ISIS has already claimed credit for the Monday evening attack outside Manchester Arena as patrons were leaving a performance by Ariana Grande, a 23-year-old former Nickelodeon child star whose fans, understandably, skew young. The 22 dead and 59 injured — the official count as of midday Tuesday — included an 8-year-old girl who was killed in the blast and at least 12 children under the age of 16 who were injured, police reported. It was the worst terrorist attack to strike the United Kingdom in a dozen years.

It is impossible to make much sense out of such senseless behavior — even whether ISIS truly played a role in it has not yet been confirmed by authorities — but it is not too early to feel sickened by the tragedy, to grieve for the families of those killed or to pray for the injured. To target the innocent in this fashion is cowardly, to deliberately aim at children is beyond twisted. Such behavior can never be allowed to advance a political cause, and so we stand with Prime Minister Theresa May and other world leaders who condemn such an act of pure barbarity.

But we also must be cautious to calibrate our reaction, to avoid the very behavior terrorists so often seek to provoke — blind anger, irrational fear or similar loss of reason. To stand resolute against terrorism is not only to condemn it but to avoid lashing out at the wrong people. President Donald Trump’s initial response while traveling to the West Bank — to say a “wicked ideology must be obliterated” — comes perilously close to that blunder. What “wicked ideology” of “terrorists and extremists” does he speak? That is fine when applied to ISIS, which clearly qualifies for the wicked title, but wholly inappropriate if he seeks to condemn all Muslims, as he has done in the past.
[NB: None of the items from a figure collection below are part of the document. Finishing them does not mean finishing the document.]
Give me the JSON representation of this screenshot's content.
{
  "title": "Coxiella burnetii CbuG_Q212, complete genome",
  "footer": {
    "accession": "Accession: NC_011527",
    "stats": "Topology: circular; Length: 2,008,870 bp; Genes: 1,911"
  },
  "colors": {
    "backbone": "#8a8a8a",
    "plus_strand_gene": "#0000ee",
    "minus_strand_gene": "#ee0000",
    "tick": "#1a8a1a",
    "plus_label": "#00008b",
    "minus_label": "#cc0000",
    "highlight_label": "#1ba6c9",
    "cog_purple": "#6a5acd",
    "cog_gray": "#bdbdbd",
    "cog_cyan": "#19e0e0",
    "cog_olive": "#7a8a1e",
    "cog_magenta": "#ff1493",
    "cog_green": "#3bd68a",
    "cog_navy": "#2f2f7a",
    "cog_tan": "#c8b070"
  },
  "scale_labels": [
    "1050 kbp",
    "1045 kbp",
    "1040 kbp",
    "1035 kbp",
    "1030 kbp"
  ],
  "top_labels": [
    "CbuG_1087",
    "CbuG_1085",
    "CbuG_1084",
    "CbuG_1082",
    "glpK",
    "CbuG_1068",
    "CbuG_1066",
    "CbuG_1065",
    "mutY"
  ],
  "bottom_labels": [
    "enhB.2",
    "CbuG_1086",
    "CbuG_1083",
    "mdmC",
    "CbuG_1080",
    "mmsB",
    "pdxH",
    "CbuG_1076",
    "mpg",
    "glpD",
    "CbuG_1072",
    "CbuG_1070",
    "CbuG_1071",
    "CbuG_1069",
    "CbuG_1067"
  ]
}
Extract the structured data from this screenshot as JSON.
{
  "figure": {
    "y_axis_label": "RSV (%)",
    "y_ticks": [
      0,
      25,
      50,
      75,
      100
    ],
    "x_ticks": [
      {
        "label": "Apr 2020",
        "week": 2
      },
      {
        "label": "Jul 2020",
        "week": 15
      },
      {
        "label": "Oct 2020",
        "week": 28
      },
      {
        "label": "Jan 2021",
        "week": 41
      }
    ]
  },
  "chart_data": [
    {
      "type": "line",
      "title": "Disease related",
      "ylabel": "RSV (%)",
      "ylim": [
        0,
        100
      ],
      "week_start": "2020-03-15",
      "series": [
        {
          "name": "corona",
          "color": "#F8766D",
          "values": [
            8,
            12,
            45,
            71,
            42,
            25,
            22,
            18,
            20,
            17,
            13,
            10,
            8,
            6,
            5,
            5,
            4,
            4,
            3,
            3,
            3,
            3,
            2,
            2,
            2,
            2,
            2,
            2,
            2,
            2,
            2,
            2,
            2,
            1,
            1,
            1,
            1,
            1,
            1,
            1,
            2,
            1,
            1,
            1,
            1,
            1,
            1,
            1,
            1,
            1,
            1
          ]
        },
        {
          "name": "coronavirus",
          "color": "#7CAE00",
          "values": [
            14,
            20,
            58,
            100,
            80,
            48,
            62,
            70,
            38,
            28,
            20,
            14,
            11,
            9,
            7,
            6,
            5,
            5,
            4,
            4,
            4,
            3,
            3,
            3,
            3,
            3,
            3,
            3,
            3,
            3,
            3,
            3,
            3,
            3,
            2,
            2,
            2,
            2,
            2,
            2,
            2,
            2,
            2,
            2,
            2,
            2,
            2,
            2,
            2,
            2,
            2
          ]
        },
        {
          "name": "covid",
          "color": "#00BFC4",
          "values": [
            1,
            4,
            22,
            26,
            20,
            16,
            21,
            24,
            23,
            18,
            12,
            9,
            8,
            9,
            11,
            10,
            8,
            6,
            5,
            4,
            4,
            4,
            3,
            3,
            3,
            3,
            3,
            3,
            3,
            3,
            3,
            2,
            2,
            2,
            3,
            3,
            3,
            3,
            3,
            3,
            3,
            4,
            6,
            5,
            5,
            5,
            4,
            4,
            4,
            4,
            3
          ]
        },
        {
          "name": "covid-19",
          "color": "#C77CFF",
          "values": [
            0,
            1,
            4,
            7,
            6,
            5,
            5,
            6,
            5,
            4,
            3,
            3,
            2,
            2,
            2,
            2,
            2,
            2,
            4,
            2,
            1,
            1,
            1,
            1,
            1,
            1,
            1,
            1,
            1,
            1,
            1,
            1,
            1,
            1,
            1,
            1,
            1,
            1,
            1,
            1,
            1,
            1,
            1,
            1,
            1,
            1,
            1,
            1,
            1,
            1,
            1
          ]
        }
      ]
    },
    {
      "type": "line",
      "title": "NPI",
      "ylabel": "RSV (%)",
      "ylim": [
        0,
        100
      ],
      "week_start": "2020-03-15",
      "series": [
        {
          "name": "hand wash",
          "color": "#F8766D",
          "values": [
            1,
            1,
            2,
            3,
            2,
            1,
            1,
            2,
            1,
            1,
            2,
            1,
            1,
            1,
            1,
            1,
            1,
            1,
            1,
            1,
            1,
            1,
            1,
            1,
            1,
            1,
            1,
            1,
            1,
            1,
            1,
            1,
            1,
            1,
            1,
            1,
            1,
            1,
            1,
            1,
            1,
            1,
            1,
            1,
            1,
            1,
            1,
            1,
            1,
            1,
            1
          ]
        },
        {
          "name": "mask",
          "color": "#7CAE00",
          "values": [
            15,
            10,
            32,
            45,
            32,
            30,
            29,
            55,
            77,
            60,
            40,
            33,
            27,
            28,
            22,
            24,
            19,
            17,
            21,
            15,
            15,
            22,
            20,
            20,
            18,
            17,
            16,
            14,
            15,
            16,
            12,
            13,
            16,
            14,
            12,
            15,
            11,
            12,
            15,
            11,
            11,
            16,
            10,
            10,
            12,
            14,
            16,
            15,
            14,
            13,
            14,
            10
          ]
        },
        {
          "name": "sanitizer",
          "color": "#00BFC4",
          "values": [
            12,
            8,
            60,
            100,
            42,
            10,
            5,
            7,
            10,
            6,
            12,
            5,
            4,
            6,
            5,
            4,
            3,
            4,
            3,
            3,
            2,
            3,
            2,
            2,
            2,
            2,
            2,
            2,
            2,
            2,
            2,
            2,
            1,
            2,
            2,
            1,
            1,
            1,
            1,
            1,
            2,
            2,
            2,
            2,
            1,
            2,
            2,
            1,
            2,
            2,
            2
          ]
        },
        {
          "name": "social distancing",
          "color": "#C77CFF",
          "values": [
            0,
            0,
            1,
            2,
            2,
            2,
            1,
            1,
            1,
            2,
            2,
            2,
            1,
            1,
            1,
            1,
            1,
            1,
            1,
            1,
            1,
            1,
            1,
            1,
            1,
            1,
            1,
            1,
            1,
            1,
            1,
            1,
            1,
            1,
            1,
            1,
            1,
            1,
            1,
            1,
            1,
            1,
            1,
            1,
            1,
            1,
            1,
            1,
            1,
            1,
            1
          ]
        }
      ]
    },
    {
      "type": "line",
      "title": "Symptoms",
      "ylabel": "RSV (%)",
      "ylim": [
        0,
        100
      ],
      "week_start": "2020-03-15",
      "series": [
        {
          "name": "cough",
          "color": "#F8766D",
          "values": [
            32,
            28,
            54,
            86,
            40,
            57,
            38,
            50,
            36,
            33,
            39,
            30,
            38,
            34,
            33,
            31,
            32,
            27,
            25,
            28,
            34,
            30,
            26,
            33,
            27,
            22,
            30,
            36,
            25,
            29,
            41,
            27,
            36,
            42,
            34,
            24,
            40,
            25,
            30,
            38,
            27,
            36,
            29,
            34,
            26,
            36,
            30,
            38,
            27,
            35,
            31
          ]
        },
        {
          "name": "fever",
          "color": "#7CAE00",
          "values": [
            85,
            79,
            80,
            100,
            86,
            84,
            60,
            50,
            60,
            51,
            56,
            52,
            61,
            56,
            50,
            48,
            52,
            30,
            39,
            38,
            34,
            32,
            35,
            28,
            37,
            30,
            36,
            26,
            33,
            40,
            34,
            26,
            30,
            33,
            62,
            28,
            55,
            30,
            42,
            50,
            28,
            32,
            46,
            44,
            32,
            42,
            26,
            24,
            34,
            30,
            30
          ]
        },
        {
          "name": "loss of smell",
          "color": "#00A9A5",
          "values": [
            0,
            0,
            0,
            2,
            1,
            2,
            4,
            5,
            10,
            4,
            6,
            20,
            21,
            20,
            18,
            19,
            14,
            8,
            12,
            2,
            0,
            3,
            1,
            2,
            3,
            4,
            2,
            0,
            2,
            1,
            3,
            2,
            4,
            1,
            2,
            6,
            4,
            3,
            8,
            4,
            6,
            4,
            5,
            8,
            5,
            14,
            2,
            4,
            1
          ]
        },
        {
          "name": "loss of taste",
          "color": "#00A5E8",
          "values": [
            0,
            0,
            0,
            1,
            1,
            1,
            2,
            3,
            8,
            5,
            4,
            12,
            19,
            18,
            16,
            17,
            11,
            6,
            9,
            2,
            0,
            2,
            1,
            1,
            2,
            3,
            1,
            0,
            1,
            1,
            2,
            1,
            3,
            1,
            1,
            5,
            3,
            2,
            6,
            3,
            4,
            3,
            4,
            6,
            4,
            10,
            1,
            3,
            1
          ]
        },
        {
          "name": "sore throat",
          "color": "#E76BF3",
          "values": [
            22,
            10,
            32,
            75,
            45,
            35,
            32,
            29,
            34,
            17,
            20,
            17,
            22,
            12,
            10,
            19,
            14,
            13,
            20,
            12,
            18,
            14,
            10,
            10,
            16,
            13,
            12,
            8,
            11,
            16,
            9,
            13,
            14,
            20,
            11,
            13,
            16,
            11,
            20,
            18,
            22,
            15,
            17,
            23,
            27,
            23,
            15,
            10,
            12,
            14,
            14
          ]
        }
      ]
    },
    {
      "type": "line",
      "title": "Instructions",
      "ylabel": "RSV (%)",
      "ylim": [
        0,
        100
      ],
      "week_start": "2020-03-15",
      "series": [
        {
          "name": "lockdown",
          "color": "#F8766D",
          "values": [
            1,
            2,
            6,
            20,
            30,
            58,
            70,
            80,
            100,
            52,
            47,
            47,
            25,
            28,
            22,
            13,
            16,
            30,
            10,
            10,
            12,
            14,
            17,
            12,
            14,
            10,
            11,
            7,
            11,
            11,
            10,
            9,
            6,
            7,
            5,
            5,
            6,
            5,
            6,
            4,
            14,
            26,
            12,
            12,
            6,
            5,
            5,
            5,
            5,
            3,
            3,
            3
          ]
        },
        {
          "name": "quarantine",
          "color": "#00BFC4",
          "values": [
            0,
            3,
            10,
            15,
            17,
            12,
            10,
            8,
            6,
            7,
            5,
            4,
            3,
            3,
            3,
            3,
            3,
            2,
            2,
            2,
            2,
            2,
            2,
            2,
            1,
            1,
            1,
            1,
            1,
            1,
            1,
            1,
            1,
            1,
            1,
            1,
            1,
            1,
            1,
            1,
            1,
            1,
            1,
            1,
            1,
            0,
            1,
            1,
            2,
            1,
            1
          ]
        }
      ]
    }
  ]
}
While visiting Saudi Arabia earlier, President Trump urged Muslim countries to drive radicals “out of this earth” — but he also admitted he was not their to “lecture” them or impose the American way of life. Perhaps there is yet hope that Mr. Trump will understand the folly of embracing a religious war, as he so often did on the campaign trail — or perhaps banning millions Muslims from entering the United States under the pretense that their home countries are terrorism breeding grounds, an unconstitutional policy his administration continues to push.

As Winston Churchill once observed, “courage is what it takes to stand up and speak; courage is also what it takes to sit down and listen.” The answer to the “lone wolf” attacker cannot be to condemn or expel an entire ethnic or religious group but to focus on the true perpetrators, that relatively small group of zealots who engage in high-profile crimes of mass violence to shock, to scare or to destabilize democracies. That requires more than the threat of military response but engagement and no small amount of patient bridge-building and outreach where appropriate.

Is President Trump the type of person who can, as Presidents George W. Bush and Barack Obama did before him, embrace the mainstream Muslim community in America and abroad while also condemning extremists? His ongoing trip to the Middle East has offered the greatest hope of that to date, demonstrating that the U.S. harbors no ill will toward the Arab world. It is easy to call the suicide bomber in Manchester a “loser” or worse (the more disparaging the epithet the better, frankly), but it is much harder to stick to a rational and productive foreign policy in the face of an irrational and horrific attack. Tonight, Americans might offer a prayer not just for the victims but for wisdom from their (and our) elected leaders.